His raven-black hair was as glossy as the horse’s coat and even though his face was slightly turned away from her, she didn’t need to see it to remember him. That face haunted her dreams. The precisely carved features of an aristocrat: high cheekbones, straight nose, and a firm hard mouth. Eyes of dark, smoky gold.
She hadn’t told him she was coming. She hadn’t wanted him to know why she was here, not until they were face to face. This wasn’t the kind of conversation you could have over the phone, and especially not with him. Emily’s letter was in her handbag, creased and stained with tears, but Alice needed to show it to him. It was proof of what her sister had wanted in case she ended up having a fight on her hands. She hoped not. She hoped that Sebastián, scion of an ancient dukedom whose history and business dealt in ancient bloodlines, wouldn’t want to bring up the child of an affair his wife had had with another man.
He was proud, so Emily had often said, and proud of his family line, so Alice couldn’t imagine him welcoming Diego. Perhaps he’d even be glad she was here to take the child off his hands.
When she’d arrived, Lucia, the housekeeper who managed the huge white stucco hacienda that was the Castellano estate, had greeted her like a long-lost daughter and had told her that ‘Señor Sebastián’ was in the stables looking over a new purchase. Lucia had tried to get Alice to sit down and have something cooling to drink, but Alice had insisted on seeing Sebastián immediately. She wanted to get this over and done with as soon as possible, so Lucia had got Tomas, the stable manager, to bring her to Sebastián.
Which was why she was now standing here in the baking sun, watching said ‘new purchase’, the beautiful horse, come to a stop directly in front of Sebastián. He pulled something out of his pocket, an apple, and held it out in his palm. The stallion dropped his head, soft mouth closing around the fruit, eating it directly from Sebastián’s hand.
It was oddly mesmerising to watching Sebastián reach out and stroke the horse’s soft nose. He had a magic touch with the animals, Emily had once told her, pulling a face as she did so. In fact, he’d seemed to like the horses more than he did her, which was a regular complaint from Emily. Alice hadn’t taken any notice, which in retrospect had been a mistake. She’d thought it was Emily being dramatic and annoyed at not having attention twenty-four-seven, but apparently it hadn’t been.
The stable manager opened the corral gate and went in, going over to where Sebastián stood.

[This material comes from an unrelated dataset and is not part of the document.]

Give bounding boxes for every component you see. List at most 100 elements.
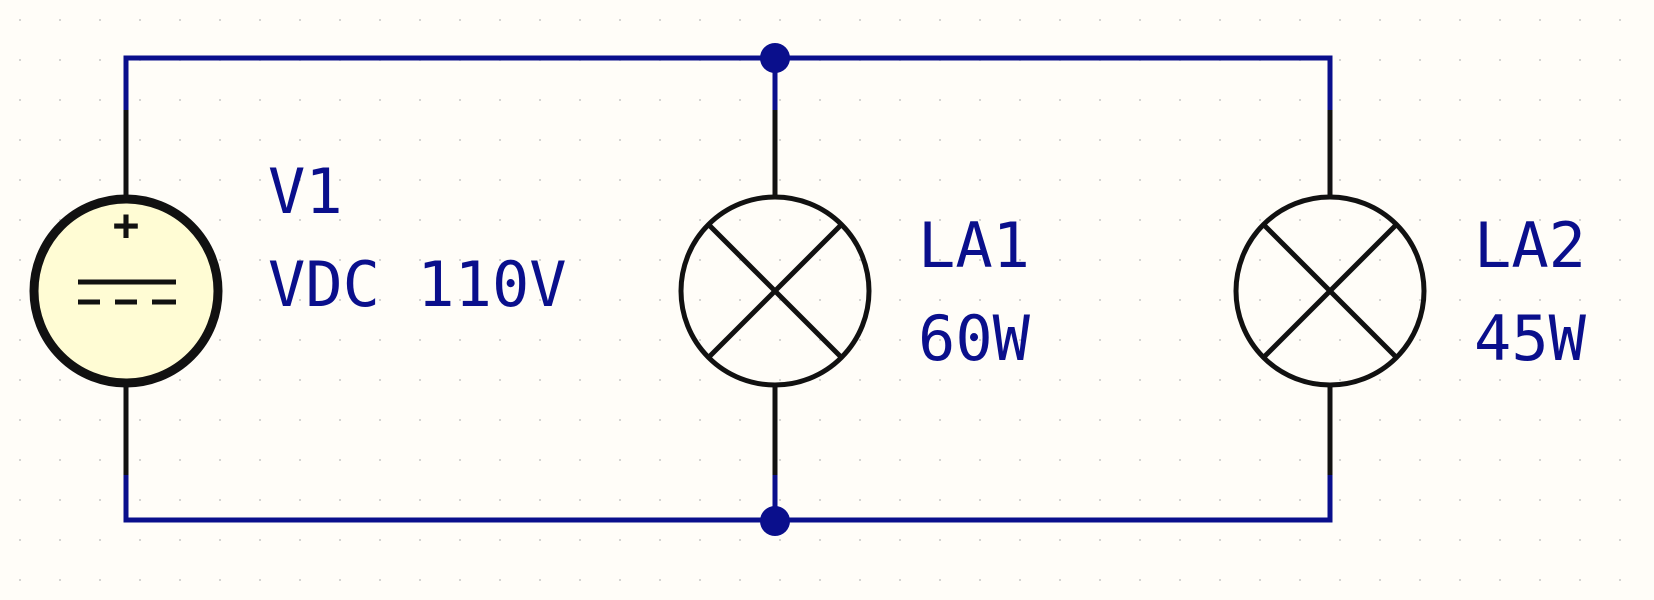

There was a brief conversation in rapid Spanish before Sebastián’s head turned sharply in Alice’s direction.
And as it always did whenever he looked at her, all the air escaped her lungs, and her heart began to race.
It happened every single time.
She hated it.
She’d first met him five years earlier, after his and Emily’s whirlwind wedding. They’d come out to New Zealand to meet the in-laws, and it had happened then too, as they’d stood awkwardly on her parents’ deck overlooking Waitemata Harbour. The moment his golden eyes had met hers, she’d felt an almost visceral impact. The gut punch of fierce physical attraction, and more than that, for her at least. She hadn’t been able to put into words the nature of the emotion that had coursed through her, only that somehow a fire in her had responded to a fire in him, recognising a kindred spirit.
She had no idea why. She didn’t know him, had never met him before that day. It was just something about him that had reached inside her and closed its fingers around her heart. But she’d been married to Edward and he’d just married Emily and so there had been nothing to be done about it.